Je retrouve la personne la plus importante à mon cœur, mais je reste en retrait.
Je suis là, sans conviction.
Agadir n’est pas un choix, c’est un détour.
Et pourtant, me voilà.
Premières impressions
Les valises pleines d’habits légers, d’objets électroniques que je traîne depuis des années, et cette drôle de sensation d’arriver dans un lieu que je n’ai pas choisi.
À peine sorti de l’aéroport, je sens la chaleur sèche, différente de l’humidité tropicale que j’ai quittée.
Le ciel est clair, la lumière presque blanche.
Agadir ne crie pas son histoire comme d’autres villes méditerranéennes.
Elle se dévoile doucement, avec sa baie immense, ses bâtiments blancs, ses palmiers, et cette impression d’horizon ouvert.
Je marche le long de la corniche.
L’Atlantique se déploie devant moi, large, puissant, moins sauvage que certaines plages perdues du Costa Rica mais plus direct, plus brut.

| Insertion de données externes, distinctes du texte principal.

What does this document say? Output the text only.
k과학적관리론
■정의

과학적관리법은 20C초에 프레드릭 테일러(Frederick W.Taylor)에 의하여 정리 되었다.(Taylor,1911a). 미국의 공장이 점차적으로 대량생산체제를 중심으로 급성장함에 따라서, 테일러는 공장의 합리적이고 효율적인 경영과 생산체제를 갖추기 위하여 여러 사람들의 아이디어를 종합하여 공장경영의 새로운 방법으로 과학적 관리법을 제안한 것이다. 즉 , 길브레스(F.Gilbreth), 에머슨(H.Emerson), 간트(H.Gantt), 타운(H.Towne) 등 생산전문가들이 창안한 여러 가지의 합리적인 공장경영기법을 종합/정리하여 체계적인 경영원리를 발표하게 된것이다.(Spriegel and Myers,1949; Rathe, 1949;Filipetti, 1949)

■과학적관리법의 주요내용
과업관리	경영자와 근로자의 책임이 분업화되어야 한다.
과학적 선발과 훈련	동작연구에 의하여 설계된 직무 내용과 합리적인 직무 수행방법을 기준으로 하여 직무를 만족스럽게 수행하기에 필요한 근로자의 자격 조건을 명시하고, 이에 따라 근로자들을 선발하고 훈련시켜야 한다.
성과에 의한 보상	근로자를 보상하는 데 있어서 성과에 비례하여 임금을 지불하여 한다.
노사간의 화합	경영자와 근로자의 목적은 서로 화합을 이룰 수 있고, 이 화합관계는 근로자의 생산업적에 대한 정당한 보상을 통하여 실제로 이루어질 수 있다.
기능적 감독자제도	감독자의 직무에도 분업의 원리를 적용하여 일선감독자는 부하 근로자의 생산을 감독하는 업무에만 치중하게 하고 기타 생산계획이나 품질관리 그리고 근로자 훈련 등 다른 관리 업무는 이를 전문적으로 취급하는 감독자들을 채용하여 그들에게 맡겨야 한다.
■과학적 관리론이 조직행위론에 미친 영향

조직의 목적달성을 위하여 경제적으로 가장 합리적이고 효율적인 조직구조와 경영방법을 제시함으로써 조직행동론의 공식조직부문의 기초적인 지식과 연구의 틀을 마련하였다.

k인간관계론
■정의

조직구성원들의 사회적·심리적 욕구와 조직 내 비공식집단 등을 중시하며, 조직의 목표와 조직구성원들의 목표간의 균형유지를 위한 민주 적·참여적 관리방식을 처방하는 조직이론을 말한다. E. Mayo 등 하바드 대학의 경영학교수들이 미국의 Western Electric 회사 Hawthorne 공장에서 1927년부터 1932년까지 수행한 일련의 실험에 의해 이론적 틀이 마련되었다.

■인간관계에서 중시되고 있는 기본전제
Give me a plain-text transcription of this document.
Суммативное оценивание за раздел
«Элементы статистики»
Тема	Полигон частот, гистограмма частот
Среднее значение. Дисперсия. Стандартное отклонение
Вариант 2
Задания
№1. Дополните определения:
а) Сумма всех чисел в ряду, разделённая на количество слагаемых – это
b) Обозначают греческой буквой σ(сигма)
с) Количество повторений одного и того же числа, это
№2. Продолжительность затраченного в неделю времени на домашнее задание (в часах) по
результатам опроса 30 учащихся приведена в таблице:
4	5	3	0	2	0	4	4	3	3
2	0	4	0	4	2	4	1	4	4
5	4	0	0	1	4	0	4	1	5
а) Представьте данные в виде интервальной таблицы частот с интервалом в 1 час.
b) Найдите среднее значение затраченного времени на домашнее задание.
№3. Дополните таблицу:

Le Maroc, pour l’instant, c’est une énigme.
Un nouvel équilibre
Je retrouve la personne la plus importante pour moi, je redécouvre des habitudes qu’on croit oubliées quand on a longtemps vécu ailleurs : partager un repas, entendre des expressions familières, sentir une proximité presque rassurante.

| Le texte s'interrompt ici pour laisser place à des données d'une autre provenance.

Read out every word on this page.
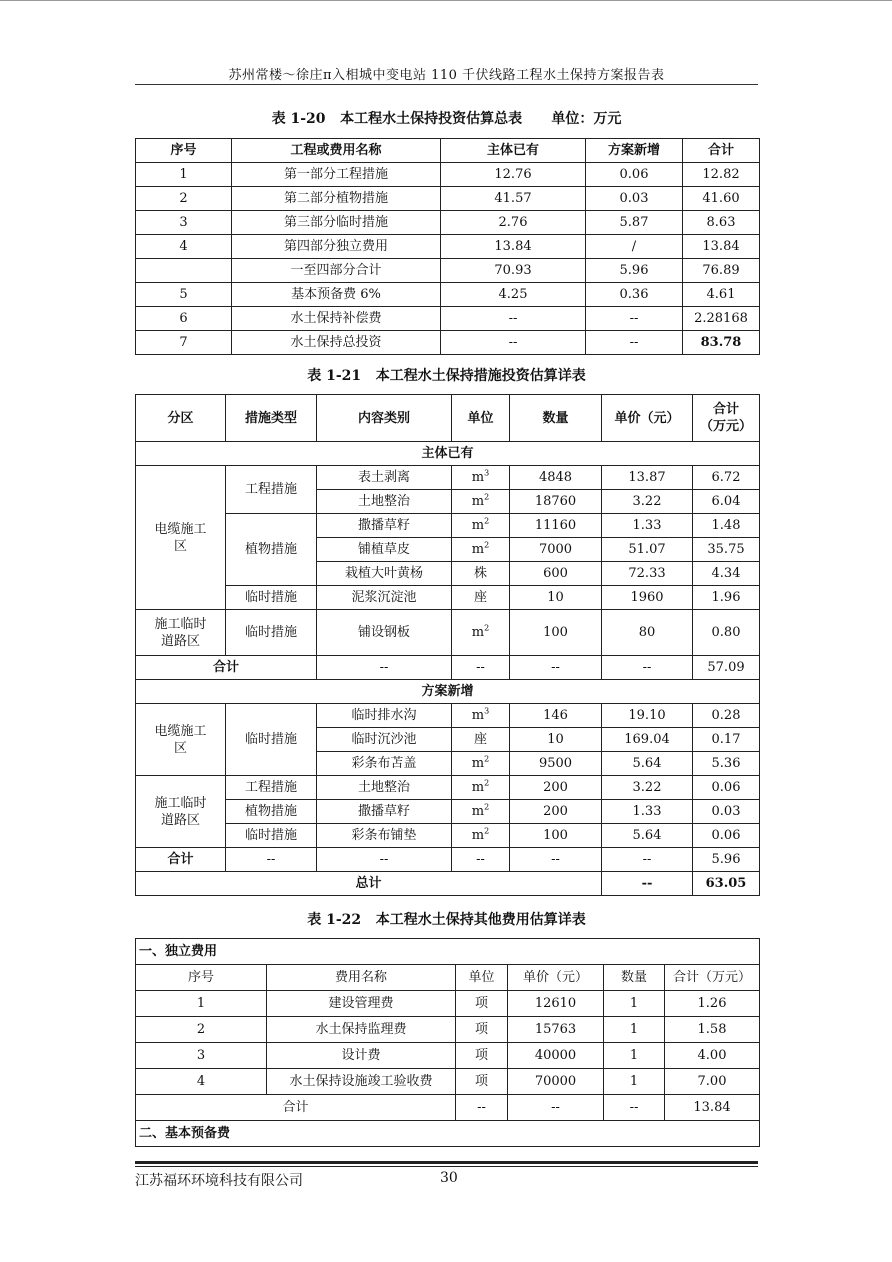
苏州常楼～徐庄π入相城中变电站 110 千伏线路工程水土保持方案报告表
表 1-20   本工程水土保持投资估算总表      单位：万元
序号	工程或费用名称	主体已有	方案新增	合计
1	第一部分工程措施	12.76	0.06	12.82
2	第二部分植物措施	41.57	0.03	41.60
3	第三部分临时措施	2.76	5.87	8.63
4	第四部分独立费用	13.84	/	13.84
	一至四部分合计	70.93	5.96	76.89
5	基本预备费 6%	4.25	0.36	4.61
6	水土保持补偿费	--	--	2.28168
7	水土保持总投资	--	--	83.78
表 1-21   本工程水土保持措施投资估算详表
分区	措施类型	内容类别	单位	数量	单价（元）	合计
（万元）
主体已有						
电缆施工
区	工程措施	表土剥离	$m^3$	4848	13.87	6.72
		土地整治	$m^2$	18760	3.22	6.04
	植物措施	撒播草籽	$m^2$	11160	1.33	1.48
		铺植草皮	$m^2$	7000	51.07	35.75
		栽植大叶黄杨	株	600	72.33	4.34
	临时措施	泥浆沉淀池	座	10	1960	1.96
施工临时
道路区	临时措施	铺设钢板	$m^2$	100	80	0.80
合计		--	--	--	--	57.09
方案新增						
电缆施工
区	临时措施	临时排水沟	$m^3$	146	19.10	0.28
		临时沉沙池	座	10	169.04	0.17
		彩条布苫盖	$m^2$	9500	5.64	5.36
施工临时
道路区	工程措施	土地整治	$m^2$	200	3.22	0.06
	植物措施	撒播草籽	$m^2$	200	1.33	0.03
	临时措施	彩条布铺垫	$m^2$	100	5.64	0.06
合计	--	--	--	--	--	5.96
总计					--	63.05
表 1-22   本工程水土保持其他费用估算详表
一、独立费用					
序号	费用名称	单位	单价（元）	数量	合计（万元）
1	建设管理费	项	12610	1	1.26
2	水土保持监理费	项	15763	1	1.58
3	设计费	项	40000	1	4.00
4	水土保持设施竣工验收费	项	70000	1	7.00
合计		--	--	--	13.84
二、基本预备费					
江苏福环环境科技有限公司	30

Et malgré tout, je reste en retrait.
Je ne suis pas encore là par choix.
Les premiers jours, je me contente d’observer.
Je découvre la ville, ses souks pleins d’odeurs d’épices et de grillades, ses taxis rouges qui foncent dans tous les sens, ses cafés où l’on passe des heures à regarder la rue défiler.
Je regarde les gens, je sens leurs regards, et je commence à comprendre : ici, tout se vit différemment.
On prend le temps.
On discute.
On s’arrête.
Là où, ailleurs, j’étais toujours happé par la vitesse, ici je dois apprendre à ralentir.
Le code comme refuge
Je sors aussi mon ordinateur.
Par habitude, presque par réflexe.
Je suis développeur, le code m’accompagne partout.
C++ est mon territoire familier, mon refuge.
Je ne cherche pas vraiment un projet, mais j’explore.
Je me demande si je pourrais lancer un SaaS, inventer un outil en ligne.
Rien ne me convainc vraiment.
C’est comme si une partie de moi résistait encore, comme si je ne voulais pas mêler cette nouvelle vie à mon passé professionnel.
Des rencontres décisives
Et puis, il y a les soirées.
Les balades au bord de la mer.
Les rencontres.
Petit à petit, je croise des jeunes, des étudiants, des passionnés.
On parle de tout, souvent de technologie.
Ils me racontent leurs rêves, leurs idées, leurs frustrations aussi.
Beaucoup veulent créer, mais manquent de moyens, de cadre, de mentors.
Leur énergie est brute, presque électrique.
Je sens quelque chose.
Ce n’est pas encore une décision, ni même une conviction.
Mais une graine s’installe.
Et si le Maroc n’était pas seulement ce détour familial ?
Et si ce pays, que je ne voulais même pas choisir, pouvait devenir l’endroit où tout recommence ?
Une graine plantée
Je continue à réfléchir, à coder un peu, à observer beaucoup.
Les jours passent, entre lumière aveuglante, discussions nocturnes, et ce sentiment étrange d’être à la fois ailleurs et au bon endroit.
L’aventure, peut-être, commence ici.